Katya kicked some ass, sometimes even verging on meanness, because she knew that what is rough on the individual is often kind to the many. Someone’s gotta hold the line. Someone’s gotta enforce a standard. Someone’s gotta care enough to do the tough work of enforcing rules. You better have done the reading. You better not filibuster in grand style. Unless you wanted a tough, smart as hell woman holding you accountable for your BS in front of the class.

I don’t know when colleges got that way. I hardly know of a classroom that’s otherwise. My upbringing was defined by neglect, though hardly benign. My peers were told they could do anything and given no skills to do anything. Empty hope replaced the dirty business of teaching and discipline. Well, you can’t. You can’t do anything. Most people can’t do a lot of things, and that’s okay. Don’t make your dreams defined by a dream job unless you want to give power over your happiness and satisfaction to strangers. Most people would be better off finding a practical job and defining their dreams by what they can do in their free time. Truth is, benign neglect is not benign. It is pernicious and the havoc it creates can be felt for a lifetime.

The Seattle Seahawks played some unbelievably sloppy football today. I’m not going to call out players individually, but the list is long. And I’m not going to delve into the shady business of interpreting body language, but I saw two players in particular who looked totally okay getting beat again and again. But I actually think Pete Carroll is or at least was a very good coach, a good motivator who has mastered the art of holding players accountable without shaming them to the media. Last year’s surprise cut of Gary Jennings Jr. comes to mind.

Robinson is evidence of that. His play in college earned his draft position, but he has immense talent. I personally think the exploitation of college players is disgusting. I do not really fault any player who doesn’t come into their own until they’re being paid a portion of the riches they’re making others. An appetite without a meal is frustrating, and it’s often easier to just not feel hungry. He’s bigger, he’s stronger, his quickness is still there, and outside of maybe Benson Mayowa, he already looks like the team’s most complete pass rusher.

Today’s game was not a superhero movie. It was stressful and dramatic, filled with hard losses and false horizons. I feel as tired as a person can after sitting on their ass for four hours. It felt nothing like the you-can-be anything-you-want, good-always-wins, eternal adolescence of contemporary pop culture. It felt like life, hard as a motherf-cker life. And I loved it. It was one of the best games I can ever remember.

Life is filled with loss and it’s filled with wellsprings of hope you would never anticipate. Never could anticipate, which doesn’t quite describe the play of Alton Robinson. Life is also too messy to fit my hacky need for soaring rhetoric. Truth is, we don’t know what this guy can be. I wrote up the title in a sort of enterprising mood. I am an employee after all, and it has sex appeal. It is incredibly, incredibly hard to achieve greatness in those few fields of endeavor most people dream of achieving greatness in. There are billions of people and thanks to greater equality of opportunity competition is tougher than ever.
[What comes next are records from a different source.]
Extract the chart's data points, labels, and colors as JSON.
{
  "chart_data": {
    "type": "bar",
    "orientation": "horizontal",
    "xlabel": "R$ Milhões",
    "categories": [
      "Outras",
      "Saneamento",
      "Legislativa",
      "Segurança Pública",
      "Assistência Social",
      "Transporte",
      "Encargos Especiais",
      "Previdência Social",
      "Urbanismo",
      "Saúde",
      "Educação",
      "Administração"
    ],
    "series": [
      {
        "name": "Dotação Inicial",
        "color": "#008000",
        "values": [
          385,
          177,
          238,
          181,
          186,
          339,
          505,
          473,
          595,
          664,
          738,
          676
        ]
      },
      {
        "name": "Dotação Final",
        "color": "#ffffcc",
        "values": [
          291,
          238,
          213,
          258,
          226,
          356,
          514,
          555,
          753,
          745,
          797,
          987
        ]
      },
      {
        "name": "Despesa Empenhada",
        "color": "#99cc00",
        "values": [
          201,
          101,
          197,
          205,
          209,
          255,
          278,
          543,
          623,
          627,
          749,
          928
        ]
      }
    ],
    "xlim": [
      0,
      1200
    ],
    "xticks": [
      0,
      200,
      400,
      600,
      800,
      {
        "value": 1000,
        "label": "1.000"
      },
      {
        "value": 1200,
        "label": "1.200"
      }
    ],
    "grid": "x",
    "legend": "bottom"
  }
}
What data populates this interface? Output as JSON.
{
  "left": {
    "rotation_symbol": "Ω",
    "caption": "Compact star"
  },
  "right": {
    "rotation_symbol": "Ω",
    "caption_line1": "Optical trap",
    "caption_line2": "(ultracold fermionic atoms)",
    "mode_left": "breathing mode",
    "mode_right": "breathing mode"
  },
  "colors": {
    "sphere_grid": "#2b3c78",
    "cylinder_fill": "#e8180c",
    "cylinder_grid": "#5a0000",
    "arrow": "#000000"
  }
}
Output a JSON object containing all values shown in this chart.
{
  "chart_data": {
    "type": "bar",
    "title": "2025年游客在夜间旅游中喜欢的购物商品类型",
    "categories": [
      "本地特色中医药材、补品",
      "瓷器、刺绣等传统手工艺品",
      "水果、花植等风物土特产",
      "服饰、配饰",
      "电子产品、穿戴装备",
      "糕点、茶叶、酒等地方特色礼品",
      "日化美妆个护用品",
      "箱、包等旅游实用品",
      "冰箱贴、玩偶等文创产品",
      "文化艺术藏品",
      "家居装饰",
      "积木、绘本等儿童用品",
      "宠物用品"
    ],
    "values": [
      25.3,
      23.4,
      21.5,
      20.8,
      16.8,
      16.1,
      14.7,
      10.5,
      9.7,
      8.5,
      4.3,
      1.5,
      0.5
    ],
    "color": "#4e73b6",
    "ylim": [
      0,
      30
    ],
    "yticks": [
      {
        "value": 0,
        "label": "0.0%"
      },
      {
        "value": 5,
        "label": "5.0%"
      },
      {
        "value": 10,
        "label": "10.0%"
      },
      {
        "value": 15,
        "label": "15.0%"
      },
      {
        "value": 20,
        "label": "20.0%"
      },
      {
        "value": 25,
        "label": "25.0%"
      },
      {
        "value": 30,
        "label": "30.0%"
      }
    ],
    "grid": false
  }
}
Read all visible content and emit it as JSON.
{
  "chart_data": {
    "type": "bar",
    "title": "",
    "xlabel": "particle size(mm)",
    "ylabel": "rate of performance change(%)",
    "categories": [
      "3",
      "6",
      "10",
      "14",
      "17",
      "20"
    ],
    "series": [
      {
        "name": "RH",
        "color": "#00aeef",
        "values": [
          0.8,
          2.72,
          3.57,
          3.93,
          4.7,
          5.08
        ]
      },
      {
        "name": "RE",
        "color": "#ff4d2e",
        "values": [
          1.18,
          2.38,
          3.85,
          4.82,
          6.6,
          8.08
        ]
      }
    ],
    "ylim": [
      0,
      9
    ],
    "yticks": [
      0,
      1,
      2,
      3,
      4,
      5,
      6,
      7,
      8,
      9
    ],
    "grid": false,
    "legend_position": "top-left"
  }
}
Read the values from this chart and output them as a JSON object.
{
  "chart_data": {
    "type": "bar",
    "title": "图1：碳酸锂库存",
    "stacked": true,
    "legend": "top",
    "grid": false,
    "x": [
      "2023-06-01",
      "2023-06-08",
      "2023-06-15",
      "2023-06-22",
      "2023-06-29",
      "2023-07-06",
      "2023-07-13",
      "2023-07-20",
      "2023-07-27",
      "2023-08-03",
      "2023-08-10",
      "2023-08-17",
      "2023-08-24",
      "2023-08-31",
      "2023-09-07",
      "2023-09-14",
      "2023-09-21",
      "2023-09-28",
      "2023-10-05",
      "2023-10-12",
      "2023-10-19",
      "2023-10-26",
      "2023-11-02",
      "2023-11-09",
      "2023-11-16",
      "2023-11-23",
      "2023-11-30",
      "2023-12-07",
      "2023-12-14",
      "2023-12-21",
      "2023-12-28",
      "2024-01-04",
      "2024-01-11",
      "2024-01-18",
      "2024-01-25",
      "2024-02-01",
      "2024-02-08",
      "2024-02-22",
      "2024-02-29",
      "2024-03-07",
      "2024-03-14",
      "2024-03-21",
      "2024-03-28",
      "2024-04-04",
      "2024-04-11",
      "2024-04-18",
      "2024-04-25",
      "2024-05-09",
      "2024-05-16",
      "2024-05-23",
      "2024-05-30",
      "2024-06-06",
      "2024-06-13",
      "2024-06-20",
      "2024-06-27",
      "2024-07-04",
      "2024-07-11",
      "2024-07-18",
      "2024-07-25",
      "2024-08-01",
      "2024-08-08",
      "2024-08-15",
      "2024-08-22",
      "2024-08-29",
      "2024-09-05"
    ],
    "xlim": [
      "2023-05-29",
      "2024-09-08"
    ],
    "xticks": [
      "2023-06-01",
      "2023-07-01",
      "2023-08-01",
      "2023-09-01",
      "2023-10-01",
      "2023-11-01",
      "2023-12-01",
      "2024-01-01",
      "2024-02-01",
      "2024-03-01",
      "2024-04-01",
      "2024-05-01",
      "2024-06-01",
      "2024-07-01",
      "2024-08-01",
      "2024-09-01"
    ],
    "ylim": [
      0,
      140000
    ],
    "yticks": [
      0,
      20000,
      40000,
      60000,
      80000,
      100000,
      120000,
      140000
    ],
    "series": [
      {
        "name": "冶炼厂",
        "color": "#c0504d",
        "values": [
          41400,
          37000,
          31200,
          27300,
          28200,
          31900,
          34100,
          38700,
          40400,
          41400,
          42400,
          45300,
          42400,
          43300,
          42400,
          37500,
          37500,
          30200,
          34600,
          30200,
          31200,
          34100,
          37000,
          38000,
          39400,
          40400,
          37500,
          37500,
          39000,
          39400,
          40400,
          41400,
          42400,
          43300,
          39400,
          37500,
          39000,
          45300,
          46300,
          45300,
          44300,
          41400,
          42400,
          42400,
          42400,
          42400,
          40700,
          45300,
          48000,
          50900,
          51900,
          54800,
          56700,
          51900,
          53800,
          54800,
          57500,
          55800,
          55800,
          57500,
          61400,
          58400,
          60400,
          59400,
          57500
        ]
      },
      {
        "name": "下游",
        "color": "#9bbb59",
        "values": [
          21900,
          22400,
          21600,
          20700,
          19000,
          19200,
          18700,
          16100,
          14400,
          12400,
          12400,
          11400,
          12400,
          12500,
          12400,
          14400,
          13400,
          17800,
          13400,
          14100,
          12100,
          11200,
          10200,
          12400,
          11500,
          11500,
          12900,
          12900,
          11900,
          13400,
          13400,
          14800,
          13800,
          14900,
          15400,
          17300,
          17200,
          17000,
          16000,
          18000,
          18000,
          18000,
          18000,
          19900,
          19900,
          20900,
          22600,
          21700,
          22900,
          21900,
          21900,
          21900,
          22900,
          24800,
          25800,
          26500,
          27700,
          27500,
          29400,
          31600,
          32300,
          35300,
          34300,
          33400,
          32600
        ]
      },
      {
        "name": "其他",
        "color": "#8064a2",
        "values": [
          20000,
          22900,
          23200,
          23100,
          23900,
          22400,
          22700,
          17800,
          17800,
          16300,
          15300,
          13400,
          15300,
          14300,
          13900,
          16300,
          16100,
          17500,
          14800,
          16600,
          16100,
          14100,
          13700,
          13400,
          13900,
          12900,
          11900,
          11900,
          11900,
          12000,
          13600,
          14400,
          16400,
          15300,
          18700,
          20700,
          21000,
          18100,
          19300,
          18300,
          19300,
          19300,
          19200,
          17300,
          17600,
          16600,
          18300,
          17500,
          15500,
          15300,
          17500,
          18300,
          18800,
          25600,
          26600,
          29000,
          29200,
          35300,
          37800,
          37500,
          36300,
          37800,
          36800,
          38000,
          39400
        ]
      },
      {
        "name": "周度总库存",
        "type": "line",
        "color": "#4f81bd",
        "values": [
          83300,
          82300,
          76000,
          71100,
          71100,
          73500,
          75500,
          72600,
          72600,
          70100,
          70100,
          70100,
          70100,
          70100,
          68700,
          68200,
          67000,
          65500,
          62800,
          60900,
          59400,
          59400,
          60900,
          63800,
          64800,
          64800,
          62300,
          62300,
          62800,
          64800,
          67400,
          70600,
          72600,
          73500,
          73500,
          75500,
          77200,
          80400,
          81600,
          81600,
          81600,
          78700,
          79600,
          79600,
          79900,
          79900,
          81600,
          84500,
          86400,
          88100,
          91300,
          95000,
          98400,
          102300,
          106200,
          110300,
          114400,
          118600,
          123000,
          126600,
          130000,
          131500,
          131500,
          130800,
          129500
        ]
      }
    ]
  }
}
Robinson generated a bit of buzz in camp. With Carroll it’s always an open question whether that means he’s excelling or whether Carroll’s puffing up his pride because he’s struggling. After today we can say Robinson earned that buzz.

Now it’s time for the impossibly hard part. Robinson has been given the gift and curse of being one of the select few who have a chance to achieve their professional dream. It’s gonna be crazy hard. It’s going to require painful sacrifice. Whereas the chance of failure is precluded for most by never having a chance, now Robinson can really and truly fail. He may fail through no fault of his own. If he does, he wont’ regret that. He’ll regret becoming complacent, satiated. Today the young man played hungry. The truly great never know a meal that doesn’t make them hungrier.